Life of a Rooster

Memoirs of a psychiatrist, journalist and educator

Chinese Zombie

on November 26, 2013

 

It must have been around that time that Papa himself told us another Liao Zhai tale of his own. Papa thought it important that we should learn about Chinese culture, and this particular tale introduced us to the jiang shi, the Chinese version of a zombie.

Supposedly, if a black cat jumps over a corpse, the static electricity from the cat would cause the corpse to sit up, then stand up. Which, of course, begs the question, why don’t you just bury that dreadful corpse quickly instead of laying it there for all black cats all over the world to come and jump over?

stormy night

So the story goes as follows: Three merchants — apart from poor scholars, merchants are the next most common travelers with adventures– were traveling. One very stormy night, they trek through a dark forest and finally see a light. Saved! It’s a country roadside inn. They knock. The innkeeper finally opens the door. The drenched and weary travelers are hungry and tired and beg for food and lodging. The innkeeper says sorry, because of the weather, all the rooms are full, go elsewhere. The merchants beg him, so he finally says, well, there is ONE room left after all, but you see, my wife died yesterday and her coffin is lying in that room. If you don’t mind the coffin, well, you are welcome.

The merchants are so weary that they say, pssh! Corpse? Coffin? no big deal.  At least the older two do. The youngest one feels creepy but keeps his mouth shut. After eating, the older two merchants fall on their bed and snore away. But the youngest can’t seem to be able to sleep. Good for him because soon a black cat jumps over the coffin. I knew it. What else could happen to a coffin that stays in a room, I ask you?

So the youngest merchant watches two bony white hands creep out of the coffin and push up the lid. The dead innkeeper’s wife sits up, removes the lid — I tell you, Chinese zombies are strong, even if they were frail before dying… — then steps out onto the floor. The youngest merchant tries to stay as still as possible. The jiang shi moves toward the sleeping forms. She bends down to try to figure out whether the man is breathing. Obviously he is since he is snoring.  Pffuit! She blows on his face. He stops snoring. She now moves toward the second one. She bends over his face, senses the breathing, pffuit! There goes the second merchant. She goes to the third one, who holds his breath in terror. What? no breath? She tries and tries to detect a breath. Ah, too bad. So she moves away.

jiang shi

The youngest merchant could not hold it any longer. He jumps out of bed, pulls open the window and jumps out. Why, I wonder, since the jiang shi was leaving anyway.

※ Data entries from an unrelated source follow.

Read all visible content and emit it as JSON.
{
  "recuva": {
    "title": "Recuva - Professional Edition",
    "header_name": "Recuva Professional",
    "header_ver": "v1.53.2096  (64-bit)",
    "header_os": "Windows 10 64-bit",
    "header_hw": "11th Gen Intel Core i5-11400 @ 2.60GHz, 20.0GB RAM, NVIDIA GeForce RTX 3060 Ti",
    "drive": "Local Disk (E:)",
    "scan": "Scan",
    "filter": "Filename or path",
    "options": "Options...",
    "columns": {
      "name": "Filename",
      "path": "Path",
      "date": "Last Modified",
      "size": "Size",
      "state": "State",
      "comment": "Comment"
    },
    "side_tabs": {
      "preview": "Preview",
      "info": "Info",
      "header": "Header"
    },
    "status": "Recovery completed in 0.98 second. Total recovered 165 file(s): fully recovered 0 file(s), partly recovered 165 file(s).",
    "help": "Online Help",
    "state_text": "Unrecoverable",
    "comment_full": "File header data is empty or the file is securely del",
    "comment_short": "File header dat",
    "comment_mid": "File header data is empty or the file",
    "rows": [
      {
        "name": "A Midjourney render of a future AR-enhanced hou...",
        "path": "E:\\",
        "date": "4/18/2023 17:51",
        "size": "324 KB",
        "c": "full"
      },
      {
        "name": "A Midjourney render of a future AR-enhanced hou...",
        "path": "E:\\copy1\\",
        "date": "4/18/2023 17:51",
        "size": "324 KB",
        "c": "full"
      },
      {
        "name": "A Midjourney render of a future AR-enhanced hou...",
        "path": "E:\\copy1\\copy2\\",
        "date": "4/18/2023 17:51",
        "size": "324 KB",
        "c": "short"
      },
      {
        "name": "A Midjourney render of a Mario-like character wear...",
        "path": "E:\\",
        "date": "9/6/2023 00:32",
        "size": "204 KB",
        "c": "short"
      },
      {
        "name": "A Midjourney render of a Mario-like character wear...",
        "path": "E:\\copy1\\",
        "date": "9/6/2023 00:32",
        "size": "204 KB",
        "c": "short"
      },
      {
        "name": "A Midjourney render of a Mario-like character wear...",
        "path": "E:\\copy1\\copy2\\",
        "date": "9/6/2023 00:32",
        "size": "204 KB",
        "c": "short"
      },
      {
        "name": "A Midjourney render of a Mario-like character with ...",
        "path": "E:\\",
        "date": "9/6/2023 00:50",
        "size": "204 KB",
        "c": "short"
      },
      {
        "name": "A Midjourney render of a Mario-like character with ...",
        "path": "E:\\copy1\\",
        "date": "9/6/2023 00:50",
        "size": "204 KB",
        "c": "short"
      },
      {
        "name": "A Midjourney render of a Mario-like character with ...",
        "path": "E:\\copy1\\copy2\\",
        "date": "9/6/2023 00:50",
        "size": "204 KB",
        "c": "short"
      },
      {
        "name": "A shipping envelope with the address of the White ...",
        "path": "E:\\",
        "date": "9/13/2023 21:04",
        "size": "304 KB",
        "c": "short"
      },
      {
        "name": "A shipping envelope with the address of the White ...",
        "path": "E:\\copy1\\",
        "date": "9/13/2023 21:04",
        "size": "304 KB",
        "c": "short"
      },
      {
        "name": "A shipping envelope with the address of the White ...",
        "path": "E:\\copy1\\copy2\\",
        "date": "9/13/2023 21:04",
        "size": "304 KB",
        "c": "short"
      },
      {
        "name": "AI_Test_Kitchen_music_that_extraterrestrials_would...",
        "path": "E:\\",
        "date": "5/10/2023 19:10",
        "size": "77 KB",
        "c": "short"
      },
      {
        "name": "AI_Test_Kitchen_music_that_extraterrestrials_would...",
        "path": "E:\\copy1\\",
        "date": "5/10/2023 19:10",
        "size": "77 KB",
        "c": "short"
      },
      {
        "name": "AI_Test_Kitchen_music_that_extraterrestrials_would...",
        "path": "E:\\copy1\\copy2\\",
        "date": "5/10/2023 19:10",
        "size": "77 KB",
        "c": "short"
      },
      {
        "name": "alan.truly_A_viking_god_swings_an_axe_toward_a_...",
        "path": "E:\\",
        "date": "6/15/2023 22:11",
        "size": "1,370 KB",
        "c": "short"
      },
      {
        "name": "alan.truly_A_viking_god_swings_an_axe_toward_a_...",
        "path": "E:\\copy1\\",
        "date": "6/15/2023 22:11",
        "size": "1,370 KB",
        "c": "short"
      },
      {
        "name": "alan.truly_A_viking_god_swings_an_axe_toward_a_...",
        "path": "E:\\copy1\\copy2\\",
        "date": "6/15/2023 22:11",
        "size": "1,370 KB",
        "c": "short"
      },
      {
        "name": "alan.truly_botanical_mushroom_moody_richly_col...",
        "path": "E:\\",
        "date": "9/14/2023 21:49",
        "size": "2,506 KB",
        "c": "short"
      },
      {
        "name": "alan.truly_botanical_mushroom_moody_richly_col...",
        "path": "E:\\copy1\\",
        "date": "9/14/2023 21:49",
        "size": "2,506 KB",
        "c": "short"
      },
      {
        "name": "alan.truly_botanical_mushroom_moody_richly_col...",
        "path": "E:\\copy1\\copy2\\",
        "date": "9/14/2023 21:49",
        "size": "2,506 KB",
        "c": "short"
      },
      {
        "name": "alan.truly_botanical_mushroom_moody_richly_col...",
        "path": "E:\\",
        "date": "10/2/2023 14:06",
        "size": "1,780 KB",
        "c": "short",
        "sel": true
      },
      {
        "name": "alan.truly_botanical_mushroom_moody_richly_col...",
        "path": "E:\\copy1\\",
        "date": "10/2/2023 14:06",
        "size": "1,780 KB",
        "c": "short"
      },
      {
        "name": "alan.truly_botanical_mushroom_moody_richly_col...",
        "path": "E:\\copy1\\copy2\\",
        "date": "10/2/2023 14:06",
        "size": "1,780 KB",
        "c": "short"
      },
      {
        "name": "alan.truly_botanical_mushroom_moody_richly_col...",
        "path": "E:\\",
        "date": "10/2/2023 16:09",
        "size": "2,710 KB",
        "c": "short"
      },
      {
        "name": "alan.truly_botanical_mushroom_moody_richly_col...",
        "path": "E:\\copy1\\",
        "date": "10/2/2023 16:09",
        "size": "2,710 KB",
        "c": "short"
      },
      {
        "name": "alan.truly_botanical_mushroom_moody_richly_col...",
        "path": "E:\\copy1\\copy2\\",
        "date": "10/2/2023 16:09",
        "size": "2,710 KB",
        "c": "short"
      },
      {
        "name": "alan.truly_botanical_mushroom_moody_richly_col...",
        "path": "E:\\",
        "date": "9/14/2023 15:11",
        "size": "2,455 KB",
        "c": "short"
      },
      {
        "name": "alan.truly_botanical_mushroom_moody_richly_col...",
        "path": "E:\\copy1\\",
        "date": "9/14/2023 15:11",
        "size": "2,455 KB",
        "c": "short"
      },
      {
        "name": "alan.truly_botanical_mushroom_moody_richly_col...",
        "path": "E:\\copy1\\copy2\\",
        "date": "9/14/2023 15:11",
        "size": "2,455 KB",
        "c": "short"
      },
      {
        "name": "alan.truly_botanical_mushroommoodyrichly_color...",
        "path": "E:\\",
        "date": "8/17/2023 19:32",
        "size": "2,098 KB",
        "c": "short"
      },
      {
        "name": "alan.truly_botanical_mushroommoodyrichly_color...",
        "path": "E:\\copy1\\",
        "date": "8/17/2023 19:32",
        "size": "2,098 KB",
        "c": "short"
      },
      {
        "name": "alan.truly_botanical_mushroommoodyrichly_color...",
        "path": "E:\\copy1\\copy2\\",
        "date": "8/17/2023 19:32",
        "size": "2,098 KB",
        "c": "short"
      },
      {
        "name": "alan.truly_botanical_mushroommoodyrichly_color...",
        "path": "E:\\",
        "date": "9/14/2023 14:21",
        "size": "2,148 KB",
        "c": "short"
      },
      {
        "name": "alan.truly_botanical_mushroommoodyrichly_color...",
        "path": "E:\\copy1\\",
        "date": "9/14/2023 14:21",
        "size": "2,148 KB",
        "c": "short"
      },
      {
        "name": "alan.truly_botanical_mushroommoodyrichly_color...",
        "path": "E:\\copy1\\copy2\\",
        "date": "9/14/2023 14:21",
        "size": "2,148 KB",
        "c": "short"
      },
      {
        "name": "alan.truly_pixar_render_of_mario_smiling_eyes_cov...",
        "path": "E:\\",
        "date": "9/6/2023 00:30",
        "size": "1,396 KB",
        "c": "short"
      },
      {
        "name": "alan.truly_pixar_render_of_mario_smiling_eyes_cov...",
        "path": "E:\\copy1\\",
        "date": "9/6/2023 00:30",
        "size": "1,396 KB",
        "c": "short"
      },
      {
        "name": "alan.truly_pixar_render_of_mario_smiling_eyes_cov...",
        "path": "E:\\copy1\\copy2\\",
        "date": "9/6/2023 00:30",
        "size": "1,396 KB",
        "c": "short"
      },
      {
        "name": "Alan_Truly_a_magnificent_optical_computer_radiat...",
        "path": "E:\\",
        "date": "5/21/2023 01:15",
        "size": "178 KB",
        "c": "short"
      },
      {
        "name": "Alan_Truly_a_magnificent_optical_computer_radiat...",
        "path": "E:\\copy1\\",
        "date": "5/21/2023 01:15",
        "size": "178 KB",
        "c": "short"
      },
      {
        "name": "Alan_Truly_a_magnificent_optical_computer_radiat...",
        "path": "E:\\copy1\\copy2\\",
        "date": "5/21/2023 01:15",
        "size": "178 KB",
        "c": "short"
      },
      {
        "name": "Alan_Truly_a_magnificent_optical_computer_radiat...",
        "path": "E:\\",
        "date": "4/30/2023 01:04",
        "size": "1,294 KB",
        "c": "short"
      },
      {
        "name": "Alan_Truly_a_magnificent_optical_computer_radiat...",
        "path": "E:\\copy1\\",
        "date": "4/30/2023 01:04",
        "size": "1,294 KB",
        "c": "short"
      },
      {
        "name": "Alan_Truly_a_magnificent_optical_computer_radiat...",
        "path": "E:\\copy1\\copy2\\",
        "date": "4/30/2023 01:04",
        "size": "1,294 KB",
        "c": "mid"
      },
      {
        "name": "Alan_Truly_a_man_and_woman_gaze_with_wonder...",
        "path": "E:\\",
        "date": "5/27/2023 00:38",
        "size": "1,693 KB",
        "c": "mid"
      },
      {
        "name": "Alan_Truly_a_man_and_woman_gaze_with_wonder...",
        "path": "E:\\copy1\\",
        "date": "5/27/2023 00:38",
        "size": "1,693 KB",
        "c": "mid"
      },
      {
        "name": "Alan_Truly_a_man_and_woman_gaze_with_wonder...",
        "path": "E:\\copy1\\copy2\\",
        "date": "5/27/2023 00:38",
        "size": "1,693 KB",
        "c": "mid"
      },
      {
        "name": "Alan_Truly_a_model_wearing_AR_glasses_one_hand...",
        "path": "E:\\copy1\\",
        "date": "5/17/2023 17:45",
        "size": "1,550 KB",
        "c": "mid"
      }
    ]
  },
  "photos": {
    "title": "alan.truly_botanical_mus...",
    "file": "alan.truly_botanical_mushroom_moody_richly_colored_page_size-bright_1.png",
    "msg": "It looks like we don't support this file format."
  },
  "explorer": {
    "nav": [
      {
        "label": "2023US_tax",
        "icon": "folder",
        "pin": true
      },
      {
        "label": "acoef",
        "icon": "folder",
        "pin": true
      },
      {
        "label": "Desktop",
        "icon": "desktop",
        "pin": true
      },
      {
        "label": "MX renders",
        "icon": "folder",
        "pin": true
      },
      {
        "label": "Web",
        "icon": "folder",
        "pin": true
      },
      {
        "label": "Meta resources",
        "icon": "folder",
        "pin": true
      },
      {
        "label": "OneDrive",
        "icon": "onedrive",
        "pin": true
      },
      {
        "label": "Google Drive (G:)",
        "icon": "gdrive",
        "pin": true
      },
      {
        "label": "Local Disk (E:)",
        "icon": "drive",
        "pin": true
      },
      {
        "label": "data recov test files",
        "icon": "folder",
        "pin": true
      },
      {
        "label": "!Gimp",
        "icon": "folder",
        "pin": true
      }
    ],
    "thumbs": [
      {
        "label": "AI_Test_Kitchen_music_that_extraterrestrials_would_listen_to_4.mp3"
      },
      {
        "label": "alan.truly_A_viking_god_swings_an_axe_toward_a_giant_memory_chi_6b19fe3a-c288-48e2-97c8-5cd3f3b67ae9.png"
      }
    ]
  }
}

Obviously, this is the ground floor, for he does not sustain any injury, but starts sprinting for dear life. The jiang shi turns around at the sound and rushes to the window. She spots the guy and jumps out too. Now, said Papa, you must know that dead bodies are very stiff. So they cannot run the normal way. They sort of hop in little hops forward in a straight line. (As a medical doctor, I can tell you for sure that hops also need the leg muscles to contract, but hey, I’m not going to contradict Chinese tradition…). But they cannot turn very well, so they slow down and kyuuu, kyuuu, kyuuu rotate themselves as best they can like rusty screws.

So this young chap just runs for his life, now not minding rain or wind any more. The jiang shi hops swiftly behind him. Whenever she is about to grab him with her skeletal fingernails, he turns to the right or the left. So she needs to do the rusty screw thing, kyuuu, kyuuu, kyuuu, by which time, he has the lead again. Eventually, he gets really tired, and needs some rest. What to do? Ah, he spots a huge tree with a great broad trunk! He stands behind and plays hide and seek with the jiang shi. Right? Left? Yoohoo I’m here! Thus they go on for a while. Then, the jiang shi gets smart. You want to stay behind the trunk? Fine, watch this! And she opens her arms wide, and slams them around the trunk. The young man jumps backward, and the sharp fingernails stab themselves into the bark of the tree.

The jiang shi struggles and tries in vain to dislodge her fingers. Just as it seems that she might be able to do so, cocorico! or cockle-doodle-doo! The sun rises, and she collapses with a blood curdling shriek, hanging by the fingernails. The innkeeper appears, looking for his wife. End of story.